Я уж думал: все – спасены… темнеет… до низинки дотянем, а там уж у пенька какого-нибудь прикорнем… черт с нею, с едой… сон важнее человеку любой еды… суток трое мы уже не спали… за что, Господи, такие дадены нам Тобою муки ужасные?
В этот-то момент и рвануло-шарахнуло до полного оглушения. Даже не знаю: успел я услышать сам взрыв или не успел… Неважно.

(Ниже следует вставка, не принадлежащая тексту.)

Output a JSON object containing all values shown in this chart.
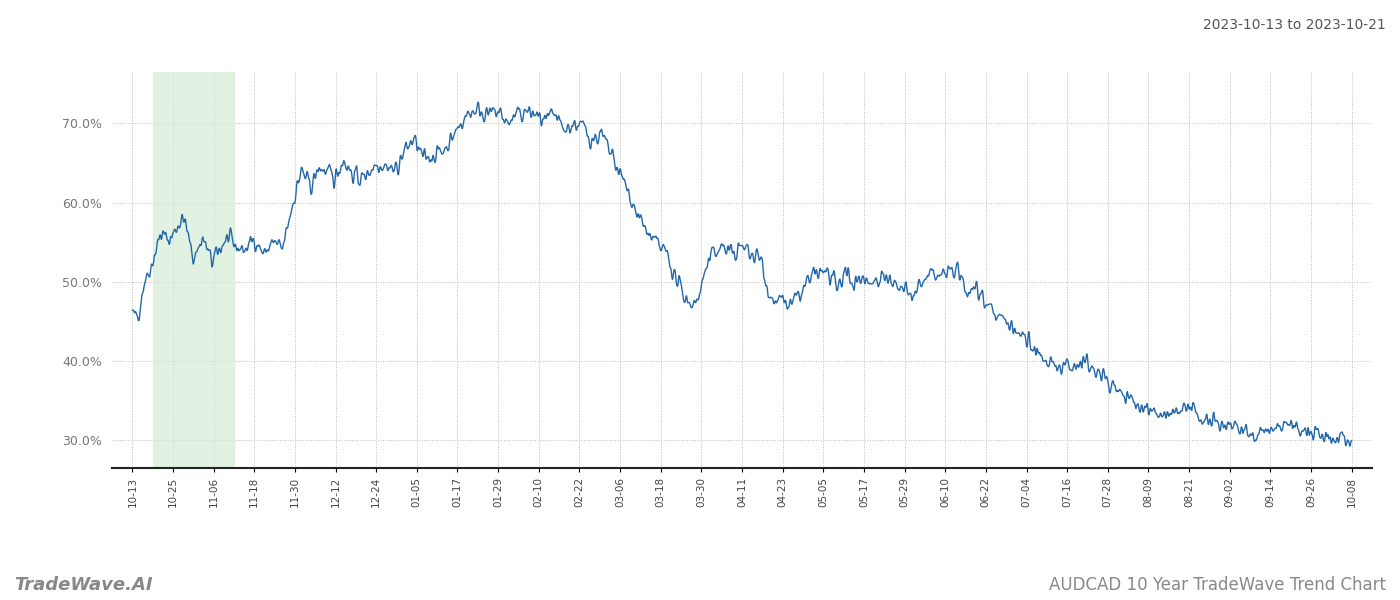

Отряхнулся от земли, промаргиваюсь, дыхание налаживаю. Жив я – окаянный. Леня, мой друг, лежит рядышком, словно спит – глаза закрыты, на губах улыбка ребеночка. Потормошил я его слегка, а тормошить-то было нечего. Каша одна с костями от Лени осталась. Лицо лишь не тронуто. Весь взрыв на Леню пришелся. Тем и спасен я был, но непоправимо ранен. Лежу я поначалу и не ведаю: то ли жалеть друга, то ли радоваться за него. Не знает в такие времена человек, что лучше. Но живым жить нужно.
Дрыгнул одной ногой – на месте. Дрыгнул второй – нету у меня второй ноги. Ясно это, причем без всякой в первые минуты боли. Мог бы ведь безболезненно уснуть и кровью во сне истечь до смерти. А почему боли не было, пускай Втупякин думает, на то он и кандидат наук. Может, еще тогда весь мозг от взрыва раком поставило. Не знаю, маршал.